Direct-response advertising now makes up half of Snap’s revenues.

Snap said direct-response advertising now accounts for more than half of its worldwide revenues. That may come as a surprise to those who still think that Snapchat is mainly a brand-advertising platform. But Snap has worked hard over the past few years to build out measurement capabilities and ad products that appeal to direct marketers, causing direct-response revenues to nearly double as a share of total ad revenues in the past two years.

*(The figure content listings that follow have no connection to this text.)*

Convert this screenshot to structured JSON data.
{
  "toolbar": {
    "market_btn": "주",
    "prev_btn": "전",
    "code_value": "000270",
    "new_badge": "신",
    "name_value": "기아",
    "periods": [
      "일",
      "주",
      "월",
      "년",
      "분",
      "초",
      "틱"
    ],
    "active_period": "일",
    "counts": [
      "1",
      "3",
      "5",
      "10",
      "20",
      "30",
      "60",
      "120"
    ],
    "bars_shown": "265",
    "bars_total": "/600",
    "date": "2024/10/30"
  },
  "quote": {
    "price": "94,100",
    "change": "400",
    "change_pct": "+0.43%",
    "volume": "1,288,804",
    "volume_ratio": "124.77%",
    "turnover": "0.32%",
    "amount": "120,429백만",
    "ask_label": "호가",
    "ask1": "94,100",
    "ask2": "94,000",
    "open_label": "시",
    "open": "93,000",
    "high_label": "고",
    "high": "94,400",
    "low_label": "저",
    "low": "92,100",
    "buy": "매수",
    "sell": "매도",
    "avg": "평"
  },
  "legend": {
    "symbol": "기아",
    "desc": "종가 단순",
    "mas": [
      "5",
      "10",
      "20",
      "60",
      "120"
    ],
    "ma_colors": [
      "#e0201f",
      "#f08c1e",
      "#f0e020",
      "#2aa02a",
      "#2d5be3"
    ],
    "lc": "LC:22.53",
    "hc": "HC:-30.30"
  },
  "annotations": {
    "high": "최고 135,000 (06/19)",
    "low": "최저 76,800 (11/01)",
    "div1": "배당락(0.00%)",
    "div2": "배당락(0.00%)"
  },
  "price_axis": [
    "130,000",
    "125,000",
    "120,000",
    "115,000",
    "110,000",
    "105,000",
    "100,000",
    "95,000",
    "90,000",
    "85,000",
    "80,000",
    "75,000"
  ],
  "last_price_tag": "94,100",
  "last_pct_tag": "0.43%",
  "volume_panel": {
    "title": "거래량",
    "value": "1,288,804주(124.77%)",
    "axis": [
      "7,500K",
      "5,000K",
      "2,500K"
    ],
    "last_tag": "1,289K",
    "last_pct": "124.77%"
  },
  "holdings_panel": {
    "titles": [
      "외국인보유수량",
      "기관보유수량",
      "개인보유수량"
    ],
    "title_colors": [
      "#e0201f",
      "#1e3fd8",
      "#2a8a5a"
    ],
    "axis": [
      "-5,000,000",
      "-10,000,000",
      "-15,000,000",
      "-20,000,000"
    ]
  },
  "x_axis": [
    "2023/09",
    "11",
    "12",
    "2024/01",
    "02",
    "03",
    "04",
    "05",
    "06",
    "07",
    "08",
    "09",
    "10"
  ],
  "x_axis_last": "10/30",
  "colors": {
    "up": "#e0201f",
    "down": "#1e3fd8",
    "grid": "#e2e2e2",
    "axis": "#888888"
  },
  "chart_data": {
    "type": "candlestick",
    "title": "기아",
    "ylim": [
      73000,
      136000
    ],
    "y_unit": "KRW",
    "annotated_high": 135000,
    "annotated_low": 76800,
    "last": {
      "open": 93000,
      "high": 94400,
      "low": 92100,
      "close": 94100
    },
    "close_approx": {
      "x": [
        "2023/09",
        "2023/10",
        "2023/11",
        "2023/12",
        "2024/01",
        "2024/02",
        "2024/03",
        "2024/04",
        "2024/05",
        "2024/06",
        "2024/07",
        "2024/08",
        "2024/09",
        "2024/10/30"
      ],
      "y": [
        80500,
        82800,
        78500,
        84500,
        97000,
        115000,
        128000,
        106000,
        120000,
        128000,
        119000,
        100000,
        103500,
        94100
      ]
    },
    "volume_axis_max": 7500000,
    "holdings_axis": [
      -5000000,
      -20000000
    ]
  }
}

So, what has Snap done right? It has introduced some of the same ad products the other social platforms offer, such as a conversion-tracking advertising pixel, the ability to optimize ad bidding based on conversion events such as app installs, and improved ad-targeting capabilities. That has attracted performance advertisers who already buy those types of ads on the other platforms. But Snap also has focused on offering unique ad products that involve AR, and it has made it easier to buy those types of ads on a self-serve basis.

User growth was strong, and engagement was up as well.

Snap reported another strong quarter of user gains; Snapchat had 229 million worldwide daily active users (DAUs) in Q1, up 17% from Q4 2019. However, the gains weren’t due to the coronavirus; the company said that it was already on pace to see strong growth in DAUs in the quarter before the final weeks when the crisis accelerated.

Snapchat added new users in all of its regions, although DAU growth in North America was the lightest of all, rising just 10% year over year. Europe DAUs increased 14%, while DAUs in its Rest of World segment were up 45%.

On a monthly basis, we estimate Snapchat will have 314.6 million worldwide users this year, up 4.1% from 2019.

In addition, time spent on Snapchat has increased due to the coronavirus. The company's CEO Evan Spiegel said average time spent was up more than 20% in the last week of March vs. the last week of January. Some markets, such as France and the UK, saw more than a 30% increase, he said. He didn’t provide data on time spent in the US, however.

According to mobile app tracker App Annie, there was 54% growth in average time spent on Snapchat per user in South Korea from March 1–14, 2020, compared with Q4 2019. Italy saw a 36% increase, and Japan was up 23%.

Additionally, the pandemic contributed to increases in communication on Snapchat. Spiegel said communication with friends was up more than 30% in the last week of March vs. the last week of January—and in some markets there was an increase of more than 50%. Spiegel also noted that chat, calling and games were highlights for group engagement.